Мда… Макс тоже исключается. Вместо поцелуйной программы у него были коктейли.

Надо уползать к своей парте. Но мне не дают! Багрон пихает меня назад на стул.

— Лютик! У тебя ж готовый танец черлидеров. Я вчера от хохота чуть не обоссался! Хотя за танчик с повязкой — респект и уважуха! Прошибло меня! - и вдруг резко меняет тему: — Ты, тварь, когда уже вместо жоповиляния на баскет к нам придешь?

Короче, вычеркнул из списка писателей и Багрона. Может, это Юпи так маскируется?

Еще и математику с Фарой вынужден был сидеть, он не отпустил, забрал тетрадку и стал списывать, высунув язык. Старается, падла! На историю он меня уже со своей парты выпихнул. Ему всё можно, он КМС…

***

— Открываем учебник. Параграф двенадцать. «Гражданская война в России». Выделим причины победы лагеря красных и поражения лагеря белых. Бетхер, где у тебя учебник?

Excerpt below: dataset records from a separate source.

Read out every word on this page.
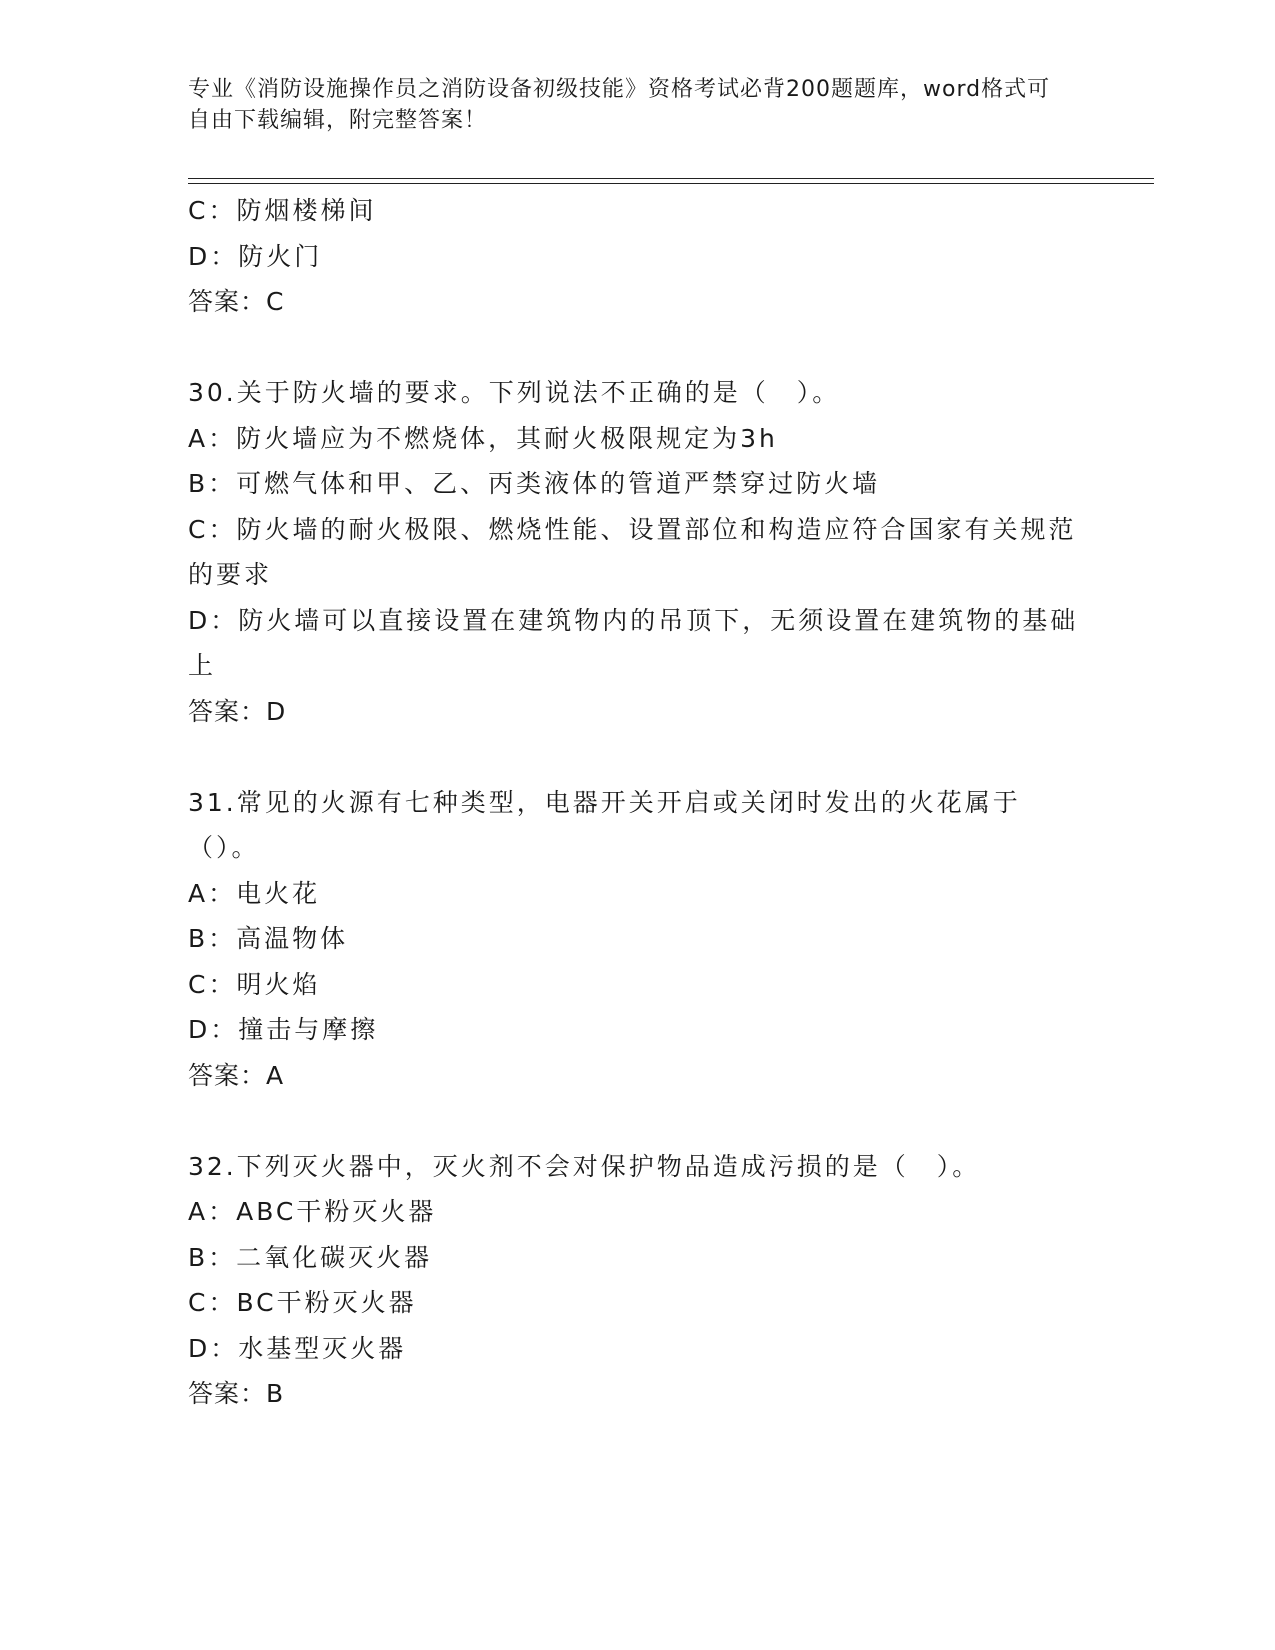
专业《消防设施操作员之消防设备初级技能》资格考试必背200题题库，word格式可自由下载编辑，附完整答案！

C：防烟楼梯间

D：防火门

答案：C

30.关于防火墙的要求。下列说法不正确的是（　）。

A：防火墙应为不燃烧体，其耐火极限规定为3h

B：可燃气体和甲、乙、丙类液体的管道严禁穿过防火墙

C：防火墙的耐火极限、燃烧性能、设置部位和构造应符合国家有关规范的要求

D：防火墙可以直接设置在建筑物内的吊顶下，无须设置在建筑物的基础上

答案：D

31.常见的火源有七种类型，电器开关开启或关闭时发出的火花属于（）。

A：电火花

B：高温物体

C：明火焰

D：撞击与摩擦

答案：A

32.下列灭火器中，灭火剂不会对保护物品造成污损的是（　）。

A：ABC干粉灭火器

B：二氧化碳灭火器

C：BC干粉灭火器

D：水基型灭火器

答案：B
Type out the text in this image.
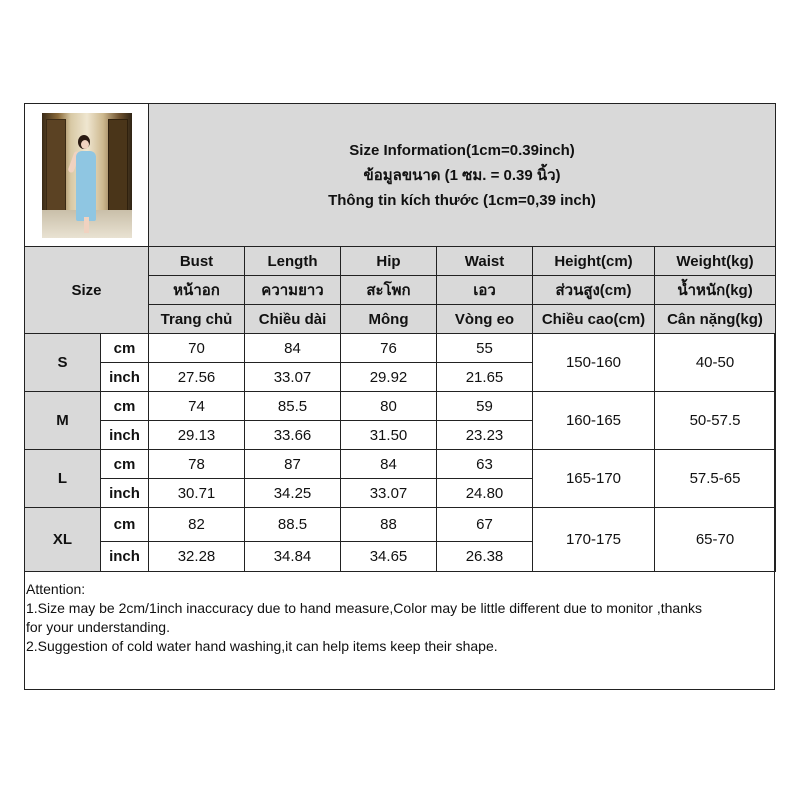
		Size Information(1cm=0.39inch)
ข้อมูลขนาด (1 ซม. = 0.39 นิ้ว)
Thông tin kích thước (1cm=0,39 inch)					

Size		Bust	Length	Hip	Waist	Height(cm)	Weight(kg)
		หน้าอก	ความยาว	สะโพก	เอว	ส่วนสูง(cm)	น้ำหนัก(kg)
		Trang chủ	Chiều dài	Mông	Vòng eo	Chiều cao(cm)	Cân nặng(kg)
S	cm	70	84	76	55	150-160	40-50
	inch	27.56	33.07	29.92	21.65		
M	cm	74	85.5	80	59	160-165	50-57.5
	inch	29.13	33.66	31.50	23.23		
L	cm	78	87	84	63	165-170	57.5-65
	inch	30.71	34.25	33.07	24.80		
XL	cm	82	88.5	88	67	170-175	65-70
	inch	32.28	34.84	34.65	26.38		
Attention:
1.Size may be 2cm/1inch inaccuracy due to hand measure,Color may be little different due to monitor ,thanks
for your understanding.
2.Suggestion of cold water hand washing,it can help items keep their shape.
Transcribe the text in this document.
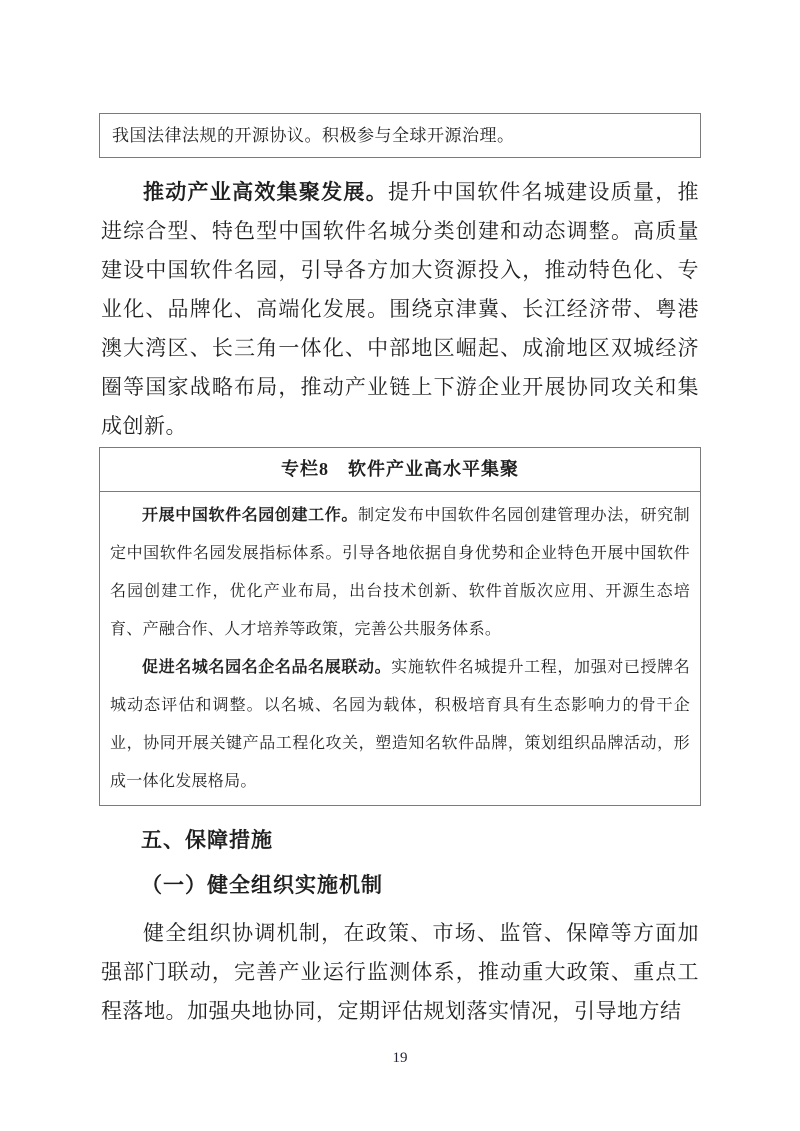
我国法律法规的开源协议。积极参与全球开源治理。

推动产业高效集聚发展。提升中国软件名城建设质量，推进综合型、特色型中国软件名城分类创建和动态调整。高质量建设中国软件名园，引导各方加大资源投入，推动特色化、专业化、品牌化、高端化发展。围绕京津冀、长江经济带、粤港澳大湾区、长三角一体化、中部地区崛起、成渝地区双城经济圈等国家战略布局，推动产业链上下游企业开展协同攻关和集成创新。

专栏8　软件产业高水平集聚

开展中国软件名园创建工作。制定发布中国软件名园创建管理办法，研究制定中国软件名园发展指标体系。引导各地依据自身优势和企业特色开展中国软件名园创建工作，优化产业布局，出台技术创新、软件首版次应用、开源生态培育、产融合作、人才培养等政策，完善公共服务体系。

促进名城名园名企名品名展联动。实施软件名城提升工程，加强对已授牌名城动态评估和调整。以名城、名园为载体，积极培育具有生态影响力的骨干企业，协同开展关键产品工程化攻关，塑造知名软件品牌，策划组织品牌活动，形成一体化发展格局。

五、保障措施
（一）健全组织实施机制

健全组织协调机制，在政策、市场、监管、保障等方面加强部门联动，完善产业运行监测体系，推动重大政策、重点工程落地。加强央地协同，定期评估规划落实情况，引导地方结

19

— Сальников случайно забрал, когда домой пошёл.

— Сядь к Лютому!

— А можно я к Фаре лучше! Он про победы много знает!

— Сядь!

Открываю параграф. Внутри белый листочек. Раскрываю. Письмо. Напечатано. Мне.

«Адам!

Я не обидел тебя? Прости! Я не мог сдержаться!

Пишу тебе почти утром, за окном серый рассвет, но мне кажется, что не серый, а розовый! Глупо? Не буду спать. Вдруг нечаянно сотру твой вкус о подушку? Вдруг сон поглотит ощущение тебя в моем теле! Вдруг я потеряю звук твоего сердца в моем предательски глупом сердце! Сижу и прокручиваю в голове сегодняшний вечер. Как ты танцевал! Ты был лучшим! И в этом странном костюме с блестками… Никого не слушай! Это было красиво! Темпераментно! Страстно! Я смотрел только на тебя, на твое тело, на твои руки… ты говоришь телом, ты им поёшь, ты им травишь меня. И я пропитан тобой, это не изжить, ты прав, это не лечится…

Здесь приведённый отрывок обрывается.